The contraction eased. Jamie glanced at his watch and made a note in the notebook on the bedside table. Mark rolled his eyes. “I don’t know why you’re timing it,” he said.
“It said to do that in the pregnancy book,” Jamie said. “That’s how you know when the babies are going to come.”
“That was about human pregnancies, though,” Mark said. “You can’t really think it’s
going to be the same.”
“It might be,” Harley said. “There’s no harm in timing the contractions. Maddy, do you want your ice cup?”
She nodded, and Harley passed it over. Maddy shook a few chips of ice into her mouth and crunched down. She’d only been at this for a few hours, but she hadn’t eaten anything since dinner last night, and labor was taking a lot out of her. She wished she could have something to eat, but she knew enough to know that wasn’t a good idea. Still, chewing on ice made her feel like she was eating something. It helped a little.
“More TV?” Mark asked her.
Maddy shook her head. “I don’t want to wake the kids up.”
“Oh, they’re awake,” Harley said. “I think they’re almost as excited as we are.
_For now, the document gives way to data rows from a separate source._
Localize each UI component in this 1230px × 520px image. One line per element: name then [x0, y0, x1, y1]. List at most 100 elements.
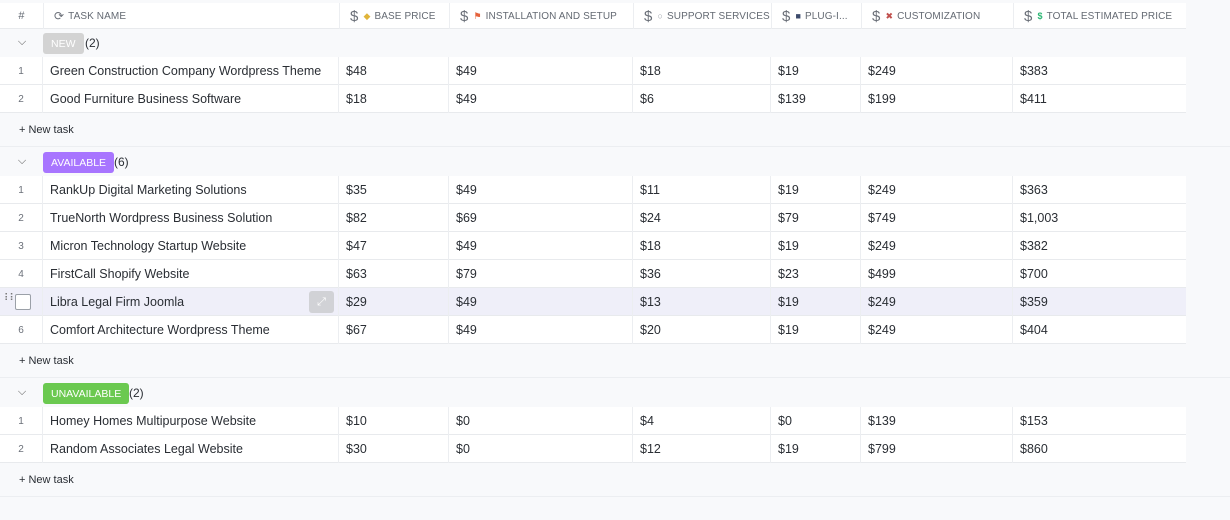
- column-header-plugin[interactable]: $ ■ PLUG-I...: [771, 3, 861, 29]
- base-price-cell[interactable]: $48: [339, 57, 449, 85]
- expand-icon[interactable]: ⤢: [309, 291, 334, 313]
- support-cell[interactable]: $20: [633, 316, 771, 344]
- currency-icon: $: [644, 7, 653, 25]
- column-header-task-name[interactable]: ⟳ TASK NAME: [43, 3, 339, 29]
- customization-cell[interactable]: $249: [861, 288, 1013, 316]
- customization-cell[interactable]: $199: [861, 85, 1013, 113]
- plugin-cell[interactable]: $0: [771, 407, 861, 435]
- task-name[interactable]: RankUp Digital Marketing Solutions: [43, 176, 339, 204]
- installation-cell[interactable]: $0: [449, 407, 633, 435]
- table-row[interactable]: 1 Homey Homes Multipurpose Website $10 $…: [0, 407, 1186, 435]
- row-number: 1: [0, 407, 43, 435]
- installation-cell[interactable]: $49: [449, 57, 633, 85]
- task-name[interactable]: Random Associates Legal Website: [43, 435, 339, 463]
- installation-cell[interactable]: $69: [449, 204, 633, 232]
- table-row[interactable]: 1 RankUp Digital Marketing Solutions $35…: [0, 176, 1186, 204]
- customization-cell[interactable]: $749: [861, 204, 1013, 232]
- table-row-hovered[interactable]: ⠇⠇ Libra Legal Firm Joomla ⤢ $29 $49 $13…: [0, 288, 1186, 316]
- customization-cell[interactable]: $799: [861, 435, 1013, 463]
- support-cell[interactable]: $12: [633, 435, 771, 463]
- installation-cell[interactable]: $49: [449, 288, 633, 316]
- task-name[interactable]: FirstCall Shopify Website: [43, 260, 339, 288]
- support-cell[interactable]: $36: [633, 260, 771, 288]
- new-task-button[interactable]: + New task: [0, 344, 1230, 378]
- installation-cell[interactable]: $49: [449, 232, 633, 260]
- new-task-button[interactable]: + New task: [0, 463, 1230, 497]
- plugin-cell[interactable]: $19: [771, 288, 861, 316]
- column-header-support[interactable]: $ ○ SUPPORT SERVICES: [633, 3, 771, 29]
- installation-cell[interactable]: $49: [449, 176, 633, 204]
- row-number: ⠇⠇: [0, 288, 43, 316]
- customization-cell[interactable]: $139: [861, 407, 1013, 435]
- support-cell[interactable]: $13: [633, 288, 771, 316]
- plugin-cell[interactable]: $19: [771, 57, 861, 85]
- column-header-installation[interactable]: $ ⚑ INSTALLATION AND SETUP: [449, 3, 633, 29]
- table-row[interactable]: 6 Comfort Architecture Wordpress Theme $…: [0, 316, 1186, 344]
- base-price-cell[interactable]: $35: [339, 176, 449, 204]
- plugin-cell[interactable]: $19: [771, 232, 861, 260]
- base-price-cell[interactable]: $82: [339, 204, 449, 232]
- chevron-down-icon[interactable]: ⌵: [14, 153, 30, 169]
- plugin-cell[interactable]: $19: [771, 435, 861, 463]
- total-cell: $700: [1020, 267, 1048, 281]
- total-cell: $404: [1020, 323, 1048, 337]
- base-price-cell[interactable]: $29: [339, 288, 449, 316]
- support-cell[interactable]: $18: [633, 57, 771, 85]
- support-cell[interactable]: $24: [633, 204, 771, 232]
- customization-cell[interactable]: $249: [861, 316, 1013, 344]
- row-number: 2: [0, 204, 43, 232]
- column-header-customization[interactable]: $ ✖ CUSTOMIZATION: [861, 3, 1013, 29]
- chevron-down-icon[interactable]: ⌵: [14, 384, 30, 400]
- installation-cell[interactable]: $49: [449, 85, 633, 113]
- tag-icon: ◆: [363, 10, 371, 21]
- task-name[interactable]: Good Furniture Business Software: [43, 85, 339, 113]
- table-row[interactable]: 2 Random Associates Legal Website $30 $0…: [0, 435, 1186, 463]
- customization-cell[interactable]: $249: [861, 176, 1013, 204]
- column-header-base-price[interactable]: $ ◆ BASE PRICE: [339, 3, 449, 29]
- plugin-cell[interactable]: $23: [771, 260, 861, 288]
- installation-cell[interactable]: $0: [449, 435, 633, 463]
- table-row[interactable]: 4 FirstCall Shopify Website $63 $79 $36 …: [0, 260, 1186, 288]
- plugin-cell[interactable]: $19: [771, 316, 861, 344]
- base-price-cell[interactable]: $10: [339, 407, 449, 435]
- task-name[interactable]: Libra Legal Firm Joomla: [43, 288, 339, 316]
- base-price-cell[interactable]: $47: [339, 232, 449, 260]
- plugin-cell[interactable]: $79: [771, 204, 861, 232]
- group-header-available: ⌵ AVAILABLE (6): [0, 148, 1186, 176]
- customization-cell[interactable]: $249: [861, 232, 1013, 260]
- installation-cell[interactable]: $49: [449, 316, 633, 344]
- status-badge-unavailable[interactable]: UNAVAILABLE: [43, 383, 130, 404]
- task-name[interactable]: Homey Homes Multipurpose Website: [43, 407, 339, 435]
- row-checkbox[interactable]: [15, 294, 31, 310]
- task-name[interactable]: Comfort Architecture Wordpress Theme: [43, 316, 339, 344]
- plugin-cell[interactable]: $139: [771, 85, 861, 113]
- installation-cell[interactable]: $79: [449, 260, 633, 288]
- support-cell[interactable]: $18: [633, 232, 771, 260]
- column-header-total[interactable]: $ $ TOTAL ESTIMATED PRICE: [1013, 3, 1186, 29]
- row-number: 2: [0, 435, 43, 463]
- base-price-cell[interactable]: $18: [339, 85, 449, 113]
- currency-icon: $: [460, 7, 469, 25]
- base-price-cell[interactable]: $63: [339, 260, 449, 288]
- table-row[interactable]: 2 TrueNorth Wordpress Business Solution …: [0, 204, 1186, 232]
- table-row[interactable]: 3 Micron Technology Startup Website $47 …: [0, 232, 1186, 260]
- support-cell[interactable]: $4: [633, 407, 771, 435]
- table-row[interactable]: 1 Green Construction Company Wordpress T…: [0, 57, 1186, 85]
- currency-icon: $: [350, 7, 359, 25]
- base-price-cell[interactable]: $30: [339, 435, 449, 463]
- table-row[interactable]: 2 Good Furniture Business Software $18 $…: [0, 85, 1186, 113]
- status-badge-available[interactable]: AVAILABLE: [43, 152, 115, 173]
- customization-cell[interactable]: $249: [861, 57, 1013, 85]
- chevron-down-icon[interactable]: ⌵: [14, 34, 30, 50]
- support-cell[interactable]: $11: [633, 176, 771, 204]
- task-name[interactable]: TrueNorth Wordpress Business Solution: [43, 204, 339, 232]
- new-task-button[interactable]: + New task: [0, 113, 1230, 147]
- status-badge-new[interactable]: NEW: [43, 33, 84, 54]
- support-cell[interactable]: $6: [633, 85, 771, 113]
- customization-cell[interactable]: $499: [861, 260, 1013, 288]
- task-name[interactable]: Micron Technology Startup Website: [43, 232, 339, 260]
- drag-handle-icon[interactable]: ⠇⠇: [4, 294, 17, 304]
- plugin-cell[interactable]: $19: [771, 176, 861, 204]
- task-name[interactable]: Green Construction Company Wordpress The…: [43, 57, 339, 85]
- base-price-cell[interactable]: $67: [339, 316, 449, 344]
They’re having a little party in the kitchen while they wait to meet the babies.”
“What kind of party?” Jamie’s expression was stern. “We don’t really need them getting drunk tonight.”
“Relax,” Harley said. “I think they’re making cupcakes or something.”
“Will it be hard on them?” Maddy asked. “Not being the kids anymore, once the babies come?”
“They’re looking forward to it,” Harley assured her. “Piper can’t wait to babysit, and Reese says he’s going to make them all into a soccer team in a few years. I think Amy’s just ready to stop being thought of as young.”
Maddy hissed as another contraction gripped her. Jamie looked down at his watch, his face showing concern. “They’re getting pretty close together,” he said. “I think it might be almost time.”
She felt suddenly afraid. “I don’t know what to do.”
Harley knelt at her other side. “We can do it,” he said. “All three of us, together. We can handle this, I promise you.”
The next half hour was a haze. Maddy felt adrift in fear and pain, her body completely overwhelmed. By the time she heard the first baby cry, she was already exhausted and felt she couldn’t keep going. But her alphas were there, kneeling around her, speaking encouraging words. You’re so beautiful, they told her, their hands on her face, on her stomach. You’re so strong.